Saito, like other Marxist devotees, faces a problem: under orthodox Marxism the utopia of the workers’ revolution cannot happen unless there is significantly more economic growth, for it is only then that workers will be able “to hunt in the morning, fish in the afternoon, rear cattle in the evening, criticise after dinner,” as Karl Marx famously wrote in The German Ideology. Indeed, Saito writes, “The Communist Manifesto has repeatedly been cited as evidence of his notorious and unacceptable productivism” (p. 2). In other words, Marx wanted growth. Oh, the horror! But now that the progressive left largely rejects growth in the name of saving the planet (see Atkinson’s 2022 article, “The Abandonment of Growth and the Decline of the West,” The Independent Review 27 no. 2, 201–26), what’s a Marxist to do?
For Saito, the answer is to engage in an esoteric project to rehabilitate Marx for the green era and show that all the nonsense about growth was not really what Marx meant.
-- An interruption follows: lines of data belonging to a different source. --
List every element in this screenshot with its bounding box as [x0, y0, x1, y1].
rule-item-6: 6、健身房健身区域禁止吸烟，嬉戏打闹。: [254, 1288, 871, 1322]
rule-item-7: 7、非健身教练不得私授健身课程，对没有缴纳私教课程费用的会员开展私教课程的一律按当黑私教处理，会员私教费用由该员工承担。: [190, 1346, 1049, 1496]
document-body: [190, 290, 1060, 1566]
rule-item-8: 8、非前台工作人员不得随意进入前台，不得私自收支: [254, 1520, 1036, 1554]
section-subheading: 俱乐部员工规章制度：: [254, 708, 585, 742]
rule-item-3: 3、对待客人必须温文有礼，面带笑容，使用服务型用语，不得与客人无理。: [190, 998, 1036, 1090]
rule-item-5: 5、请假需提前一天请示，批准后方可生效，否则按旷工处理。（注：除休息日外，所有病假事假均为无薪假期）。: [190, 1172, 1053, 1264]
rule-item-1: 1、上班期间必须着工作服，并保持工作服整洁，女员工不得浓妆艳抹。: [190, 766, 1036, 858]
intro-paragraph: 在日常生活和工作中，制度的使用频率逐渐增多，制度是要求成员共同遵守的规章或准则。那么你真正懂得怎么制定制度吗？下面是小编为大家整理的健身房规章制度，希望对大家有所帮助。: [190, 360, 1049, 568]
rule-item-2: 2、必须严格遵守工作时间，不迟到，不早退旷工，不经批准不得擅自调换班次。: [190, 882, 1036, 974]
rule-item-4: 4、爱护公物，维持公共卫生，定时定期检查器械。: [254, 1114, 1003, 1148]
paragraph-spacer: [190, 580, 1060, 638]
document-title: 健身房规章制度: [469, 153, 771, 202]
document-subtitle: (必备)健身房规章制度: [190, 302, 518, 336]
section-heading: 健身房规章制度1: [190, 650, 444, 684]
That the “bourgeois” focus on growth was from Friedrich Engels, not Marx, he asserts. Or it was only early Marx who supported growth. To bolster his claim, Saito cites some collected found scribblings from the great man, showing that in the 1870s he encouraged a Russian revolution even though this was counter to his original idea that the communist revolution could happen only at the late stage of capitalism. Saito quotes Marx as saying that the ideal communist society was actually the pre-capitalist Russian agrarian commune. But notwithstanding Saito’s efforts to turn Marx into an agrarian environmentalist, he ultimately fails. Marx, for all his failures and evil, at least wanted growth and saw it as fundamentally a force for human liberation.